To overcome this, the QMCI should create a joint Critical Minerals Investment Platform to pool concessional finance from institutions such as the US Development Finance Corporation, Japan Bank for International Cooperation, Export Finance Australia, and India’s Invest India or National Investment and Infrastructure Fund. This platform could follow Canada’s C$15 billion (US$11 billion) Growth Fund, which invests in copper and zinc to boost domestic supply. The US-Qatar-backed TechMet uses US$285 million in sovereign equity to fund nickel, lithium, REE and vanadium projects worldwide, with offtakes for national reserves. Meanwhile, Australia’s A$4 billion (US$2.6 billion) Critical Minerals Facility offers concessional loans, guarantees and bonds for mining and processing ventures.
Collectively, these efforts underscore how strategically deploying public capital through joint vehicles can derisk frontier mineral ecosystems to the scale necessary to meet the Quad’s goals.
Quad Tech and Innovation Network – R&D, Skills & Platforms
The Quad must tackle the technological fragmentation and R&D underinvestment slowing mineral sector growth. Of the US$49.7 billion spent in global public R&D in 2023, only a small fraction was directed towards critical minerals, which lack dedicated national funding. This underinvestment leads to duplicated efforts and limited innovation in processing, recycling and sustainable extraction. Talent pipelines also lag demand. While the US and Australia grapple with talent shortages in mining, India’s 110 mining engineering colleges produce an exponentially higher number of graduates annually, highlighting a case for complementarity.
Without co-ordinated R&D and talent investment, the Quad may miss the productivity gains needed for value-added mineral activities.
The Quad stands at a crossroads.
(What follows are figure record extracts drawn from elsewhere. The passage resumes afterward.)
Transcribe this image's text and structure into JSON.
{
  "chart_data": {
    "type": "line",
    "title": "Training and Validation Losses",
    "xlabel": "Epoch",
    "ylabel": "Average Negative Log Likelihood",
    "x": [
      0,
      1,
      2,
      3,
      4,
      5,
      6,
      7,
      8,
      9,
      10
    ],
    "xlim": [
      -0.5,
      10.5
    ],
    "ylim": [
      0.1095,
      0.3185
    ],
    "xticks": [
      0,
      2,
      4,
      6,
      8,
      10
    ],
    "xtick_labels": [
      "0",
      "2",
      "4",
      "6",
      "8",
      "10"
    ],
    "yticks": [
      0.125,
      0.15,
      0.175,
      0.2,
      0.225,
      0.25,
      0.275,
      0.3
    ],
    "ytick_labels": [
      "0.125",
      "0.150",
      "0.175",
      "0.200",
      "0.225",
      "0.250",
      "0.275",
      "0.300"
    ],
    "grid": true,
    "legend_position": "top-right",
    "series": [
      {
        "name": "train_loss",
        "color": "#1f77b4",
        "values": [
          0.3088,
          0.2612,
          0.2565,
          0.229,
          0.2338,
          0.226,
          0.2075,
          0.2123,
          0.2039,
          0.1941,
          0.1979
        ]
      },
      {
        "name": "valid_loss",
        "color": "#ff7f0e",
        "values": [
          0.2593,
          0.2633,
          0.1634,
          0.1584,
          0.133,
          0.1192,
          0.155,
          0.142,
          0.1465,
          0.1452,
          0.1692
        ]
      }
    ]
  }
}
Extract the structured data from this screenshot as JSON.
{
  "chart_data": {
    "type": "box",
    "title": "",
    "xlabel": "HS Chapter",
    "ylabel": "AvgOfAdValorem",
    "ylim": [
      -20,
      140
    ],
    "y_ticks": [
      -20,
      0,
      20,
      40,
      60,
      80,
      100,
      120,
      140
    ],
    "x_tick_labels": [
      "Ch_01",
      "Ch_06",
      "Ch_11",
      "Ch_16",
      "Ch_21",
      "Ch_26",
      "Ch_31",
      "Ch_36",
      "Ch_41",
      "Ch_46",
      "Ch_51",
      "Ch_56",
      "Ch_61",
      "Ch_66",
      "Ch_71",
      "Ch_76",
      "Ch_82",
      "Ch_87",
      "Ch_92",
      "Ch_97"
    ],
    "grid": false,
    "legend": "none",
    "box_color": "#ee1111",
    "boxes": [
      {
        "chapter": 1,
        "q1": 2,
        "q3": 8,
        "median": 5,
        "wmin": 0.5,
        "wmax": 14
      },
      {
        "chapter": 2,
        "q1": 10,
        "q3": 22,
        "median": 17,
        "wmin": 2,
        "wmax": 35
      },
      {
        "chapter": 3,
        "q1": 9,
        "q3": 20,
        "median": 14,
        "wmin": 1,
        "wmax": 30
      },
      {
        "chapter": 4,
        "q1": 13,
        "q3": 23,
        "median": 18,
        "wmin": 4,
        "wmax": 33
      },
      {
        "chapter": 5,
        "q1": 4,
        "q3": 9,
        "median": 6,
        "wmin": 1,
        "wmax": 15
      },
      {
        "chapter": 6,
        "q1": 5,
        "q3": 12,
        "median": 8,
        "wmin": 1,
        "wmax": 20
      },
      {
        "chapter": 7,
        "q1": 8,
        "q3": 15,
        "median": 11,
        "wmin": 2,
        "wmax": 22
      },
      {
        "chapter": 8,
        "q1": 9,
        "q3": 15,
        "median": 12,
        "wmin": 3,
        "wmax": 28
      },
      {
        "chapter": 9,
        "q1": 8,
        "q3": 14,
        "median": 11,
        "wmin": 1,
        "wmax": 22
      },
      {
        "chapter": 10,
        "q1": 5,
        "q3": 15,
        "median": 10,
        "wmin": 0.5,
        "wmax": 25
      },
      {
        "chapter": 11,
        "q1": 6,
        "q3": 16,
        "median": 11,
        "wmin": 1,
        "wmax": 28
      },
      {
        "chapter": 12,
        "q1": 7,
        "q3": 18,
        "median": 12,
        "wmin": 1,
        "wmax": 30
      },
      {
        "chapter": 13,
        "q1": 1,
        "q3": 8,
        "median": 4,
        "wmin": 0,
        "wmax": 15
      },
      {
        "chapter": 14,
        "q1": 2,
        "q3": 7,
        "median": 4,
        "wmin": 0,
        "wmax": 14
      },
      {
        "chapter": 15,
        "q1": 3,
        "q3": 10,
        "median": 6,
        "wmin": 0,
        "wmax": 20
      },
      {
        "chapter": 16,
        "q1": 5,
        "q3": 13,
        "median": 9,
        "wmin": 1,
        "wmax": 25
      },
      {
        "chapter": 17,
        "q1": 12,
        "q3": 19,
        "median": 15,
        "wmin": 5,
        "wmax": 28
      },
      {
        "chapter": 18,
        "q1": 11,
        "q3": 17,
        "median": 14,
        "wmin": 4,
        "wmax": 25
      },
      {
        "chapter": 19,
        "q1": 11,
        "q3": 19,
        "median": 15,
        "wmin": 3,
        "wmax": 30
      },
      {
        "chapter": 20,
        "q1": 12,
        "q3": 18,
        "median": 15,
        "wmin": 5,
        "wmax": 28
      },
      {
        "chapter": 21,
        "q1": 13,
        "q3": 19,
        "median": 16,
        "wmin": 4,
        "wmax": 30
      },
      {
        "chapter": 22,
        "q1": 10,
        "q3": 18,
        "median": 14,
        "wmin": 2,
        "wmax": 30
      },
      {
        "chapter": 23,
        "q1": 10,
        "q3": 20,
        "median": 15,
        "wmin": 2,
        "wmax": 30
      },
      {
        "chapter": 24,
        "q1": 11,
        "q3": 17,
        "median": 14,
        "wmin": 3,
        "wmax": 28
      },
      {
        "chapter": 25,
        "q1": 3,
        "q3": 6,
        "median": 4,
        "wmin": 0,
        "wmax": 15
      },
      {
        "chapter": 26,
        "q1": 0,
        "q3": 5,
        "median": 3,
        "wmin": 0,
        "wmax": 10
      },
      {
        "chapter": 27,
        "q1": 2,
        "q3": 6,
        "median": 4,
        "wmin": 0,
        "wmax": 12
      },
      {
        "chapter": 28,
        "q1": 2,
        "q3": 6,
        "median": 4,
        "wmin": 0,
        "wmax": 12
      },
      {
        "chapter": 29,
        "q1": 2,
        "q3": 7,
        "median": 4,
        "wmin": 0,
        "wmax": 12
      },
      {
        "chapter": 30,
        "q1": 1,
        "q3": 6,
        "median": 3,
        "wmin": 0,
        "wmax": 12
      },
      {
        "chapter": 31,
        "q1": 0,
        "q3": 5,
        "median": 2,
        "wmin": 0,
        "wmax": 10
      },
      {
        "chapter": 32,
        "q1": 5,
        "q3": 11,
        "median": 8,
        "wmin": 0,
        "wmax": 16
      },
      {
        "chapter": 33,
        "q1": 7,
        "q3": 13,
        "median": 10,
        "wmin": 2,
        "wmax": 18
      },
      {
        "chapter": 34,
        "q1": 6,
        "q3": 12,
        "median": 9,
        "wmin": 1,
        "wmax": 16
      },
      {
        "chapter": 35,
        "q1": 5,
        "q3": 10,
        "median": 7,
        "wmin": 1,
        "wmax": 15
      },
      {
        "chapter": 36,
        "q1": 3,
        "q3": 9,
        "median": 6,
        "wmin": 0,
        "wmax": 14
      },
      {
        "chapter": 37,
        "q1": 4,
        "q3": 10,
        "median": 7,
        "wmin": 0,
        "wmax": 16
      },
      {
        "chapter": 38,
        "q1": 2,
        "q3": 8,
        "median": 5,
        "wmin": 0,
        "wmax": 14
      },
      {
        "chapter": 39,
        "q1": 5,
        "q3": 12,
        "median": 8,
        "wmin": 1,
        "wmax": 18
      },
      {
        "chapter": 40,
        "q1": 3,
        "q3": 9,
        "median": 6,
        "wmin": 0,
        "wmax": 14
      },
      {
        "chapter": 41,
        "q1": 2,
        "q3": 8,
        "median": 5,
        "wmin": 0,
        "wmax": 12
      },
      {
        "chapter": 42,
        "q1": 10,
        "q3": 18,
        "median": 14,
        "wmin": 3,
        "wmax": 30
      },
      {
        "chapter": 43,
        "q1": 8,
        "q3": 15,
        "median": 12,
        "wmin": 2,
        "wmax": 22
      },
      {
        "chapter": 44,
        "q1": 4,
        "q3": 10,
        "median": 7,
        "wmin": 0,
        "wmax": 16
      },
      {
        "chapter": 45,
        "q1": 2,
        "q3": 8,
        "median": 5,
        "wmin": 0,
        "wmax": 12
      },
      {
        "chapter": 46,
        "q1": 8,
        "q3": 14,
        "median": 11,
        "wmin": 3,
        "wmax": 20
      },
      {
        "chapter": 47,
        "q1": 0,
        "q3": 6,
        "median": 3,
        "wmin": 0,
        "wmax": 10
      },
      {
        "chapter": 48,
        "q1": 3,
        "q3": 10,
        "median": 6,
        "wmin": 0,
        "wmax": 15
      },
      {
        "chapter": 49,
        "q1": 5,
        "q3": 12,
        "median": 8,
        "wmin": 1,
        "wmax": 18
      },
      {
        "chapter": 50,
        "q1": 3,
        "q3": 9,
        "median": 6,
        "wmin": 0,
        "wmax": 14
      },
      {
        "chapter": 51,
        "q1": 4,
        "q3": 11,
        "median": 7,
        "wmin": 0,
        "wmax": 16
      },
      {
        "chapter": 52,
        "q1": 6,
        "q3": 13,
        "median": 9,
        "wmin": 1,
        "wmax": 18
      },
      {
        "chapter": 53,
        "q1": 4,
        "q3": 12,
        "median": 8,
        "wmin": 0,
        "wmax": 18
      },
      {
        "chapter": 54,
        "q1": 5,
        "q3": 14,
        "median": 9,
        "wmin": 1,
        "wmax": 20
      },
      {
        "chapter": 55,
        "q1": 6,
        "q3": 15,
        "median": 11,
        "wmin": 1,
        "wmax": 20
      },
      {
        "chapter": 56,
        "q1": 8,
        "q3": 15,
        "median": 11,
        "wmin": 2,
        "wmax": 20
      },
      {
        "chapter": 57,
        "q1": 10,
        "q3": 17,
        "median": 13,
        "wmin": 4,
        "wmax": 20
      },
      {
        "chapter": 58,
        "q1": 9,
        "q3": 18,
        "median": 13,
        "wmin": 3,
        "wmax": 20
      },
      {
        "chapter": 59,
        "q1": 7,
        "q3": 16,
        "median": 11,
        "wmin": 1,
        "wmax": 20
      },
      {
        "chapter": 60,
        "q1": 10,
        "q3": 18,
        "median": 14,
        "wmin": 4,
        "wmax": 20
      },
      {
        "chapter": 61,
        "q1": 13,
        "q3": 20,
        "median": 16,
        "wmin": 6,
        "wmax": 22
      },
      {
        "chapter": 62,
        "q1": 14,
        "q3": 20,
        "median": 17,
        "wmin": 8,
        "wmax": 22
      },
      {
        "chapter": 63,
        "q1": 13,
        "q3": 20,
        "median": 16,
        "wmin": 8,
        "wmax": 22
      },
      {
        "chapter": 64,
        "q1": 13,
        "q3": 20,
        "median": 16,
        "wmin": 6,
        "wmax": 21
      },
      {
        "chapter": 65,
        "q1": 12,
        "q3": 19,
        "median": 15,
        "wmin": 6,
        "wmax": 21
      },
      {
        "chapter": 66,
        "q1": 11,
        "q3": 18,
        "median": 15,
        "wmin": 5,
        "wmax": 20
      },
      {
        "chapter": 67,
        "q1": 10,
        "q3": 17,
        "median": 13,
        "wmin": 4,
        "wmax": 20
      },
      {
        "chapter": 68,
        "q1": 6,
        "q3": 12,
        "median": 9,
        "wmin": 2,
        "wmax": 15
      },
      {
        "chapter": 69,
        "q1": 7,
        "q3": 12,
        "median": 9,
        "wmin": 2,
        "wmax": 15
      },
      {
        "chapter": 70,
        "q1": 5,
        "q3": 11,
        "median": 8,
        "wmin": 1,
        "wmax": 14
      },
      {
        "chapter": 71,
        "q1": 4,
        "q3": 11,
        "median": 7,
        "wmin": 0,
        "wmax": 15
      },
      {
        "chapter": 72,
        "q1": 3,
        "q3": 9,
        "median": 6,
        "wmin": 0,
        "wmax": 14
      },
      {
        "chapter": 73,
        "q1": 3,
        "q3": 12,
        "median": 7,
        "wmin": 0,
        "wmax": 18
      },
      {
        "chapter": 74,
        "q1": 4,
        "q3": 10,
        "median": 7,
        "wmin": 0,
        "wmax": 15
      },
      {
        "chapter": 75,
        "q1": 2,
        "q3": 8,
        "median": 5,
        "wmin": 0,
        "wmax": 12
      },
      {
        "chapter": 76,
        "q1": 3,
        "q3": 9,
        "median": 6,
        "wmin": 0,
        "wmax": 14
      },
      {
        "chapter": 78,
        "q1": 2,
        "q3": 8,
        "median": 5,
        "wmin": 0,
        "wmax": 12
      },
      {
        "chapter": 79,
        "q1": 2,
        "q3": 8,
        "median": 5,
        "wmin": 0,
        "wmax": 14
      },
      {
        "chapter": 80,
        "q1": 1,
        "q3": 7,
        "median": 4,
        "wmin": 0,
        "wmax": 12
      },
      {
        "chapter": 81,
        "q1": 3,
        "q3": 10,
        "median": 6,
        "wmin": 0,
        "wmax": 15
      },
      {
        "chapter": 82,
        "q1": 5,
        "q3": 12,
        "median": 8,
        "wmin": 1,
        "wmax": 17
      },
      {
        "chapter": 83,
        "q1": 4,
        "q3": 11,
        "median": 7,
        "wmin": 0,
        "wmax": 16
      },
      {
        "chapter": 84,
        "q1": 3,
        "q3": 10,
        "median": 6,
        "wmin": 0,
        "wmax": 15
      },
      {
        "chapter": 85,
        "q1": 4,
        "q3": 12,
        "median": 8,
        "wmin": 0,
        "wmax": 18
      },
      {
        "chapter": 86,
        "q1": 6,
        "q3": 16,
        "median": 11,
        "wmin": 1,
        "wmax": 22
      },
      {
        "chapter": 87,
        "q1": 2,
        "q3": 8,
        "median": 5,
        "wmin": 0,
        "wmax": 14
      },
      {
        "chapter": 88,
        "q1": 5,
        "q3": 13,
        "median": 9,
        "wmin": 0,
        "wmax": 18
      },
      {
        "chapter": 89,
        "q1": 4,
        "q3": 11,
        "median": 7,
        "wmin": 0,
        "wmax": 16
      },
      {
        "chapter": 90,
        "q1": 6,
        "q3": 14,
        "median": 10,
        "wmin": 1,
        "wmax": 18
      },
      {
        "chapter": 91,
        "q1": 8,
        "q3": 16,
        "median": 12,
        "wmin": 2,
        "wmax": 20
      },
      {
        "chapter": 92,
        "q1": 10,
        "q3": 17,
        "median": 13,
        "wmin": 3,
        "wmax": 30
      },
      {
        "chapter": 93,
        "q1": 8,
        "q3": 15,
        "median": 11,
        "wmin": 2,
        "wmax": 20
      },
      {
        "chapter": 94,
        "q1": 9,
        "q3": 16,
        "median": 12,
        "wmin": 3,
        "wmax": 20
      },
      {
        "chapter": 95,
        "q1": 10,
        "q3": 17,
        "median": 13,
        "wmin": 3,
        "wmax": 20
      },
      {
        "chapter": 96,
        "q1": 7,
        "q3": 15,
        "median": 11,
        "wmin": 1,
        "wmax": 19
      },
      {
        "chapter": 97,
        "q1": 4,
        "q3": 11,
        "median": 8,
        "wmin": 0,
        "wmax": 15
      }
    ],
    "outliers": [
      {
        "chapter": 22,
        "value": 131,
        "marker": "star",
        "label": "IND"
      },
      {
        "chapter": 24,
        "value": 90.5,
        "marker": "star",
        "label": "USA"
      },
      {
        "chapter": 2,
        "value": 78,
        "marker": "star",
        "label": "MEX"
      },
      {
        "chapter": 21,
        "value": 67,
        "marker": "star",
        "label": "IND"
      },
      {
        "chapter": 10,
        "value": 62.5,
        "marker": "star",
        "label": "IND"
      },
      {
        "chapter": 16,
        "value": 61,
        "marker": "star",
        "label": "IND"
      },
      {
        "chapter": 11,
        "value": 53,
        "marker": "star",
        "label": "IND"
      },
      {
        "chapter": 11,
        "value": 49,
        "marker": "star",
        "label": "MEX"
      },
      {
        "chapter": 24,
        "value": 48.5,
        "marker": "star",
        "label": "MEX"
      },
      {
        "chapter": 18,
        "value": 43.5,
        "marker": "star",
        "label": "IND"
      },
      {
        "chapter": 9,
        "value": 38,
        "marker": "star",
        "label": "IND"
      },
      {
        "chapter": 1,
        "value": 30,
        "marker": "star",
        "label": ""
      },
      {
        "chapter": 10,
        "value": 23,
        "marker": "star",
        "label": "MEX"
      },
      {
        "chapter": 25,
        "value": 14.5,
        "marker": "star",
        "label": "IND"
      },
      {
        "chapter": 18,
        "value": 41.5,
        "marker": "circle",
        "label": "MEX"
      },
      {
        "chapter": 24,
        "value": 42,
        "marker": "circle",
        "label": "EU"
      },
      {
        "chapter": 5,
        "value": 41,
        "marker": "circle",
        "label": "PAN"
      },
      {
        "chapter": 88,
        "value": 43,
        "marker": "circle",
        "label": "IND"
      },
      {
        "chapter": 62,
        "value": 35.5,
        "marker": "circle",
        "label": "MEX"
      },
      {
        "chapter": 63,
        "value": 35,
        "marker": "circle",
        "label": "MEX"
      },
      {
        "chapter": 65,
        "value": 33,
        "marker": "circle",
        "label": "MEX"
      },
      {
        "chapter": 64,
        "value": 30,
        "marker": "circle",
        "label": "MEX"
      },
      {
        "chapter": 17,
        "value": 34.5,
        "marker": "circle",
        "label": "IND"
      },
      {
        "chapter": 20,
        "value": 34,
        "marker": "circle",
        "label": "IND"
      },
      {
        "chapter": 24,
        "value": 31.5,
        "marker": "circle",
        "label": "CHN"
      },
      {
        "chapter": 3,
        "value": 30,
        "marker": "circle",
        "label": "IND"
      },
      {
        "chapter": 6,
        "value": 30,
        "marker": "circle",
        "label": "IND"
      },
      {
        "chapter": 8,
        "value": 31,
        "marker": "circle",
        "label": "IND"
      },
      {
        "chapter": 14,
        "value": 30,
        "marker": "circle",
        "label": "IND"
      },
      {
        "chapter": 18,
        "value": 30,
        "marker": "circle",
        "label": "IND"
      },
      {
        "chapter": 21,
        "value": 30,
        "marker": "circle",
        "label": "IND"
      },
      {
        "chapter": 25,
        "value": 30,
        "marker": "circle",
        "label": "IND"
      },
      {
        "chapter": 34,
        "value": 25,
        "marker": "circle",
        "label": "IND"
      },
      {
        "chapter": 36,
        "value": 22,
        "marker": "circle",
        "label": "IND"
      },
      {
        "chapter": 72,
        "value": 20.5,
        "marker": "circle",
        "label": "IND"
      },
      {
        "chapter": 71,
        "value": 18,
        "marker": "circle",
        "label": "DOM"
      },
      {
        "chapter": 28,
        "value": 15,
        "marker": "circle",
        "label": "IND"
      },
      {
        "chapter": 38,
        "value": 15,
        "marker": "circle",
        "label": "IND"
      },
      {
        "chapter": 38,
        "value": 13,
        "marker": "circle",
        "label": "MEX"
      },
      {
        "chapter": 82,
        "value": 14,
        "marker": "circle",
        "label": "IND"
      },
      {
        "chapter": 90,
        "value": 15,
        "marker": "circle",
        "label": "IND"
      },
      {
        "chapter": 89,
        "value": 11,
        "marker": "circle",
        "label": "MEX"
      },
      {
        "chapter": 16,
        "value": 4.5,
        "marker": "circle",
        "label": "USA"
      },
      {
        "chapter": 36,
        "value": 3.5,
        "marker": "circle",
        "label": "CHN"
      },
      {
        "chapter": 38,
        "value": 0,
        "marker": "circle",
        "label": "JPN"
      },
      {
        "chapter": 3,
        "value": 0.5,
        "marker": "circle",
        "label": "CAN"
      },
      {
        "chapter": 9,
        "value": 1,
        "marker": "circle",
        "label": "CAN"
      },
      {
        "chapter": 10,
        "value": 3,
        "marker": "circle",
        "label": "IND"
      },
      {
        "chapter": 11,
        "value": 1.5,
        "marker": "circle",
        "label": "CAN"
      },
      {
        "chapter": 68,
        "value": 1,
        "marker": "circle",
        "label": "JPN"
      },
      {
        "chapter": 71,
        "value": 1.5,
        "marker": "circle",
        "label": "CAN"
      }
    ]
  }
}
Past battery and semiconductor supply chain failures stemmed from policy complacency, underinvestment and prioritisation of efficiency over resilience. Today, critical minerals present a similar risk. China has demonstrated its willingness to assert its mineral dominance through export controls and capacity throttling. The Quad must act decisively or cede leverage central to 21st century power.
In the coming decade, countries that set the standards, finance the infrastructure, and train the workforce for critical minerals will shape the next industrial era. The Quad can lead this transformation – or be compelled to follow others, at its cost.